With me its showtime at the Apollo.
Forget Rkelly, more easy to sell this, even after wetting a minor’s pelvis.”

Where is J-Flash’s heart-wrenching tale of rising up from the projects amidst crippling poverty and having the pluck to endure only to become an international hip-hop sensation in the process? Just some soul food for thought. I am a diamond in the rough rider, ya heard. My rap busts a cashew in yo eye and asks questions lata. Discover me. And tell your whole posse.

SATURDAY (10/29): PEEPING TOM-8 P.M. FREE.

Trick or treat, trick or treat, give me something good to… watch on the Film Series.
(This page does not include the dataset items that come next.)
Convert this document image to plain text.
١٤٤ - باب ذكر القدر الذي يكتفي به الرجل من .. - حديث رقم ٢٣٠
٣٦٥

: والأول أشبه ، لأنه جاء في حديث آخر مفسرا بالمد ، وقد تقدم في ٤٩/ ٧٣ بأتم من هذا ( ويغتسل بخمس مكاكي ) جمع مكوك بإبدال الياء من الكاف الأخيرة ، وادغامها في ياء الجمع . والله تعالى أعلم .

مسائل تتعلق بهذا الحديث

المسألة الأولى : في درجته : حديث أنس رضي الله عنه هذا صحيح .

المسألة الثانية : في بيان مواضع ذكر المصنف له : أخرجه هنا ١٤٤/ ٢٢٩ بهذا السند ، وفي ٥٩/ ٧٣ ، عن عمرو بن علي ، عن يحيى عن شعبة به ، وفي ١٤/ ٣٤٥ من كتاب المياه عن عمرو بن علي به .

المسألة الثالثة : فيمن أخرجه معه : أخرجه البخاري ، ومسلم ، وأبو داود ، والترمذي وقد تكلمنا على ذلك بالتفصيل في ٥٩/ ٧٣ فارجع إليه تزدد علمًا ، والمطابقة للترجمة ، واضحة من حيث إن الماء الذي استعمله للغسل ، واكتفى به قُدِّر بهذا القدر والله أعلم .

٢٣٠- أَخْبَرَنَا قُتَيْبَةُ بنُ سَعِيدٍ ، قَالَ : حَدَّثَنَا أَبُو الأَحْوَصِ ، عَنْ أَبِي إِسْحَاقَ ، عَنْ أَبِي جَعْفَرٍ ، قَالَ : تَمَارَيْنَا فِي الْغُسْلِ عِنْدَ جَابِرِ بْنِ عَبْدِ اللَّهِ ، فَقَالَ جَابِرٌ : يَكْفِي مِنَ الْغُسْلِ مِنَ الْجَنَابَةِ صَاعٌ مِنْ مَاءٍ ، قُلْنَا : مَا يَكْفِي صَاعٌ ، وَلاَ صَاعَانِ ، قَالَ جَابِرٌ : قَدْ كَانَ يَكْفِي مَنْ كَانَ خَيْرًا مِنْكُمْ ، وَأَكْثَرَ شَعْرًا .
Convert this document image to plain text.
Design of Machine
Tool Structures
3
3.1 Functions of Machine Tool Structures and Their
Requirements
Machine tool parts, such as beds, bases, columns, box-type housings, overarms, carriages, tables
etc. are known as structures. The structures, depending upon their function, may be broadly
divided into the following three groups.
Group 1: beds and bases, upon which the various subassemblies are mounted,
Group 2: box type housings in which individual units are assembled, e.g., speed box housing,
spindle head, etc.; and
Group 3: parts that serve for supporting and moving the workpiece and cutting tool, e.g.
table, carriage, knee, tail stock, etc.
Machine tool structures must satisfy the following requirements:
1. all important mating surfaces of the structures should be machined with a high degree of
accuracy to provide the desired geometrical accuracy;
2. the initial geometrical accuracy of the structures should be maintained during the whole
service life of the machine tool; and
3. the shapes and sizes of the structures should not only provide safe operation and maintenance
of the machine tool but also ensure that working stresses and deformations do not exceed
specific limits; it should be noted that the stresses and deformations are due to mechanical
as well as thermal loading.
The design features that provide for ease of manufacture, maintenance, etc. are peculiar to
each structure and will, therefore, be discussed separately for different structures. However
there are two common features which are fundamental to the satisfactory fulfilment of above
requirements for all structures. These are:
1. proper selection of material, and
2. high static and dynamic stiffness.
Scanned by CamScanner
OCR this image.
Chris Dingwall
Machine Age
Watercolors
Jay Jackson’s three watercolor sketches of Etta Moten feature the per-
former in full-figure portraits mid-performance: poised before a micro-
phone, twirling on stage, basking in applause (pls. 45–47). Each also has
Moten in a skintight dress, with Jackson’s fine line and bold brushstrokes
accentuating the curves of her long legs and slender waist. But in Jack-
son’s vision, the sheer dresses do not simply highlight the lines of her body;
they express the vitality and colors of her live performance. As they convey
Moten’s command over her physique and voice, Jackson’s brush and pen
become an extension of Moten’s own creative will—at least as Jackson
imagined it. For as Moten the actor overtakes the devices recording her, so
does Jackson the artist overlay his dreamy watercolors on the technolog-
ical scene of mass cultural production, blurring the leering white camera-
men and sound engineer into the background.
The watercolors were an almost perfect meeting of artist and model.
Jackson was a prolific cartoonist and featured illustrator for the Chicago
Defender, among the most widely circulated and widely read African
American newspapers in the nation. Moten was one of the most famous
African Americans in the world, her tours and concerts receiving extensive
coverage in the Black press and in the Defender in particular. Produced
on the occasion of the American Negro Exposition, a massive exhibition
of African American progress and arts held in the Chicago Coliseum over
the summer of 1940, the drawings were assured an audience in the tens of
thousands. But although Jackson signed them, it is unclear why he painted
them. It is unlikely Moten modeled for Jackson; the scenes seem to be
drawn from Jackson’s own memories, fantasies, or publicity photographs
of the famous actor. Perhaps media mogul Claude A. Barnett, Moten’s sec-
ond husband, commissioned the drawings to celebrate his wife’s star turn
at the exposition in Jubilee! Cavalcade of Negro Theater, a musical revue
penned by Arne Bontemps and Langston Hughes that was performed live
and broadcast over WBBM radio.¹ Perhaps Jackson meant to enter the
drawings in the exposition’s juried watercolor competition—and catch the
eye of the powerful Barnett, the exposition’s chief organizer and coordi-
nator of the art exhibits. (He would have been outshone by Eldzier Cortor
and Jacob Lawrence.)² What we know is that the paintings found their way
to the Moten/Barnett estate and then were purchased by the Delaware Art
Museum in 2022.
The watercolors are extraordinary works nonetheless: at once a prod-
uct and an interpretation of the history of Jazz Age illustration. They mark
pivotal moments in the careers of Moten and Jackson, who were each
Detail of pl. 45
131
Ok, little boys and girls, do you want this apple or this bag of nuts or this carrot? No, give me Peeping Tom!

Voyeurism. Snuff. Creepy sympathetic guy. A psychologically dense, diabolically unsettling experience, Peeping Tom will get under you skin and then watch you undress from the inside. Psycho and Peeping Tom came out the same year and dealt with the same subject matter. Come see if history has elevated the wrong film (Hint: Scorsese is Peeping Tom’s lapdog.) Peeping Tom also has some stellar taglines: “Goodnight Daddy, Hold my Hand,” “More Horrible Than Horror! More Terrible Than Terror!” and “Marked for death by Peeping Tom – To Look Meant Danger, To Smile Meant Death!”

SPECIAL DAY: TUESDAY (11/1): MYSTERIOUS SKIN-8 P.M.

(This blurb was written by Film Board Sexy Man Asher Schranz)

From Gregg Araki, a director who’s made his name off of queer sci-fi films about campy Americana, comes Mysterious Skin. And yes, it stars that kid from “3rd Rock from the Sun,” but he’s also an awesome, gut-punchingly emotional actor. And Mysterious Skin is about as much of a punch-in-the-proverbial-gut-of-emotion as they come. It’s the story of two teenage boys obsessing over one summer when they were little kids. One (Joseph Gordon Levitt), now a hot-shot hustler, is grappling with his intense love for the little league coach who molested him. The other is convinced he was abducted by aliens. Also stars Elisabeth Shue and the girl from “Pete and Pete” and “Harriet the Spy.”

SPECIAL EVENT: WEDNESDAY (11/2): ICE HARVEST. 8 P.M. FREE.

A special advance screening of a big studio film, a la “Serenity,” a month prior to its release. Directed by Harold Ramis (“Groundhog Day,” “Caddy Shack”), “Ice Harvest” stars John Cusack, Billy Bob Thornton, and Oliver Platt. Remember we can only fit 400 people. Pretend you are old and live in Florida and your whole life is early bird specials. Come in advance and you can feast on the Ice Harvest.

THURSDAY (11/3): LITTLE OTIK. 8 P.M. FREE.

Pinocchio on smack. A woman unable to conceive transfers her motherly love to a wooden block carved to look like a baby. Her love brings the baby to life, and many others to death, as the wood baby starts devouring the neighbors. “Little Otik” is one of my all-time favorite horror-comedies (though that genre title does not do it justice) and one of the inspirations for Wesleyan student Benh Zeitlin’s award-winning senior thesis film “Egg.”